Siempre hemos admirado el amor de las madres. Y en especial, claro está, la ternura de nuestra madre, si hemos tenido la enorme suerte de tenerla. La madre es algo divino. Un ser humano maravilloso que le salió de lo más
precioso a Dios.
Pues
la función de la madre -si quiere ser como debe ser- es aceptar que los hijos
son engendrados en el dolor y en el amor durante toda la vida. Durante
toda la vida, entonces, ha de ser capaz una madre de atesorar en su corazón una
educación que comprenda la paciencia y la firmeza hacia la perla más querida de
su corazón.
¡Hay situaciones en la vida del hijo en que la madre no logra comprender lo
que le ocurre a su tesoro. Son situaciones dolorosas. Pero ella continúa amando y
protegiendo como puede a su hijo.
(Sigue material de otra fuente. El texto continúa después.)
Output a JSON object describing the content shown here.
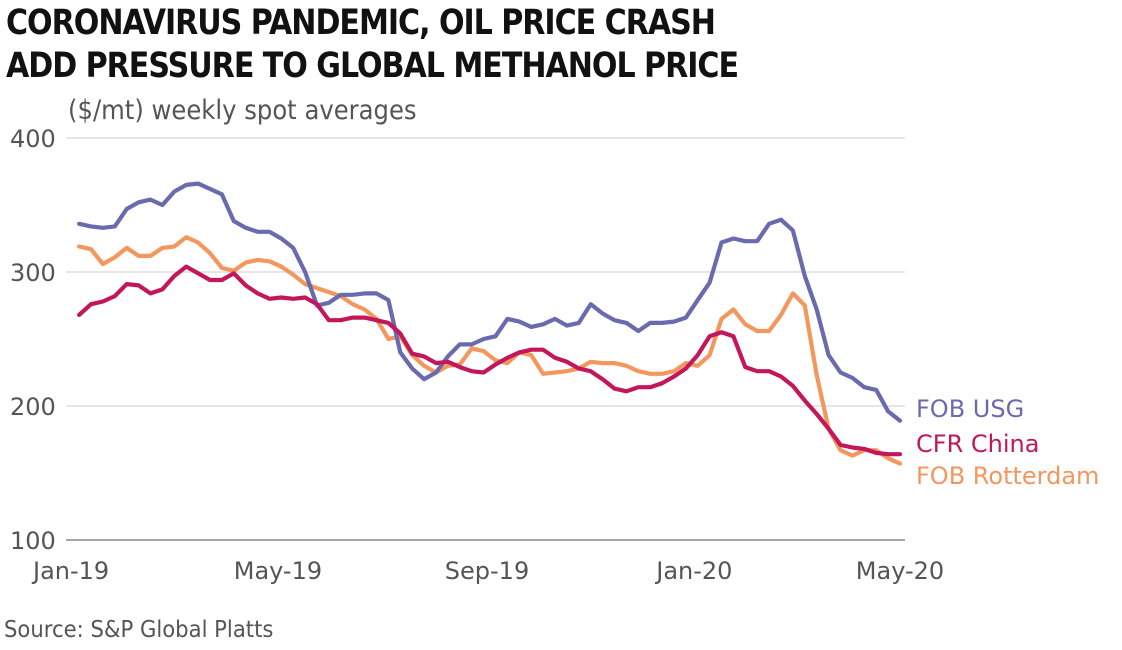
{
  "title_line1": "CORONAVIRUS PANDEMIC, OIL PRICE CRASH",
  "title_line2": "ADD PRESSURE TO GLOBAL METHANOL PRICE",
  "subtitle": "($/mt) weekly spot averages",
  "source": "Source: S&P Global Platts",
  "chart_data": {
    "type": "line",
    "title": "CORONAVIRUS PANDEMIC, OIL PRICE CRASH ADD PRESSURE TO GLOBAL METHANOL PRICE",
    "ylabel": "($/mt) weekly spot averages",
    "xlabel": "",
    "ylim": [
      100,
      400
    ],
    "yticks": [
      100,
      200,
      300,
      400
    ],
    "grid": true,
    "legend": "right, inline at line ends",
    "x": [
      "2019-01-04",
      "2019-01-11",
      "2019-01-18",
      "2019-01-25",
      "2019-02-01",
      "2019-02-08",
      "2019-02-15",
      "2019-02-22",
      "2019-03-01",
      "2019-03-08",
      "2019-03-15",
      "2019-03-22",
      "2019-03-29",
      "2019-04-05",
      "2019-04-12",
      "2019-04-19",
      "2019-04-26",
      "2019-05-03",
      "2019-05-10",
      "2019-05-17",
      "2019-05-24",
      "2019-05-31",
      "2019-06-07",
      "2019-06-14",
      "2019-06-21",
      "2019-06-28",
      "2019-07-05",
      "2019-07-12",
      "2019-07-19",
      "2019-07-26",
      "2019-08-02",
      "2019-08-09",
      "2019-08-16",
      "2019-08-23",
      "2019-08-30",
      "2019-09-06",
      "2019-09-13",
      "2019-09-20",
      "2019-09-27",
      "2019-10-04",
      "2019-10-11",
      "2019-10-18",
      "2019-10-25",
      "2019-11-01",
      "2019-11-08",
      "2019-11-15",
      "2019-11-22",
      "2019-11-29",
      "2019-12-06",
      "2019-12-13",
      "2019-12-20",
      "2019-12-27",
      "2020-01-03",
      "2020-01-10",
      "2020-01-17",
      "2020-01-24",
      "2020-01-31",
      "2020-02-07",
      "2020-02-14",
      "2020-02-21",
      "2020-02-28",
      "2020-03-06",
      "2020-03-13",
      "2020-03-20",
      "2020-03-27",
      "2020-04-03",
      "2020-04-10",
      "2020-04-17",
      "2020-04-24",
      "2020-05-01"
    ],
    "xticks": [
      {
        "label": "Jan-19",
        "date": "2019-01-01"
      },
      {
        "label": "May-19",
        "date": "2019-05-01"
      },
      {
        "label": "Sep-19",
        "date": "2019-09-01"
      },
      {
        "label": "Jan-20",
        "date": "2020-01-01"
      },
      {
        "label": "May-20",
        "date": "2020-05-01"
      }
    ],
    "series": [
      {
        "name": "FOB USG",
        "color": "#6a6aae",
        "values": [
          336,
          334,
          333,
          334,
          347,
          352,
          354,
          350,
          360,
          365,
          366,
          362,
          358,
          338,
          333,
          330,
          330,
          325,
          318,
          300,
          275,
          277,
          283,
          283,
          284,
          284,
          279,
          240,
          228,
          220,
          225,
          237,
          246,
          246,
          250,
          252,
          265,
          263,
          259,
          261,
          265,
          260,
          262,
          276,
          269,
          264,
          262,
          256,
          262,
          262,
          263,
          266,
          279,
          292,
          322,
          325,
          323,
          323,
          336,
          339,
          331,
          297,
          272,
          238,
          225,
          221,
          214,
          212,
          196,
          189
        ]
      },
      {
        "name": "CFR China",
        "color": "#c2185b",
        "values": [
          268,
          276,
          278,
          282,
          291,
          290,
          284,
          287,
          297,
          304,
          299,
          294,
          294,
          299,
          290,
          284,
          280,
          281,
          280,
          281,
          276,
          264,
          264,
          266,
          266,
          264,
          262,
          254,
          239,
          237,
          232,
          233,
          229,
          226,
          225,
          231,
          236,
          240,
          242,
          242,
          236,
          233,
          228,
          226,
          220,
          213,
          211,
          214,
          214,
          217,
          222,
          228,
          238,
          252,
          255,
          252,
          229,
          226,
          226,
          222,
          215,
          204,
          194,
          183,
          171,
          169,
          168,
          165,
          164,
          164
        ]
      },
      {
        "name": "FOB Rotterdam",
        "color": "#f4975f",
        "values": [
          319,
          317,
          306,
          311,
          318,
          312,
          312,
          318,
          319,
          326,
          322,
          314,
          303,
          301,
          307,
          309,
          308,
          304,
          298,
          291,
          288,
          285,
          282,
          276,
          272,
          265,
          250,
          252,
          238,
          230,
          225,
          230,
          231,
          243,
          241,
          234,
          232,
          240,
          238,
          224,
          225,
          226,
          228,
          233,
          232,
          232,
          230,
          226,
          224,
          224,
          226,
          232,
          230,
          238,
          265,
          272,
          261,
          256,
          256,
          268,
          284,
          275,
          223,
          183,
          167,
          163,
          167,
          167,
          161,
          157
        ]
      }
    ]
  }
}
Y la vida sigue proporcionándole cercanías y
alejamientos de su tesoro. Debe entender entonces que su hijo lo va engendrando ella,
pero lo debe ir ofreciendo. La madre se convierte en una oferente de sus hijos; los
debe entregar. Una tremenda grandeza.
Es comprensible que el dolor que siente por los alejamientos de los hijos le haga llegar a
decir: -Cuando la madre muera, ya no tendrás que comunicarte con ella. Pero
ahora, no te olvides de ella.
La madre posee así una tremenda grandeza. Difícil, con frecuencia, de
entender por los hijos. Algo podemos comprender si nos fijamos en María, la
madre de Jesús. Ella es un modelo de madre; sufre y medita en su corazón las cosas que no entiende de su Hijo. Pierde y recupera a Jesús. Disfruta con
aquello que muestre el tesoro de su corazón, su hijo. Pero siempre confía en
Dios Padre, cuyo plan es el amor, y así sí que vale la pena esperar todo de Él.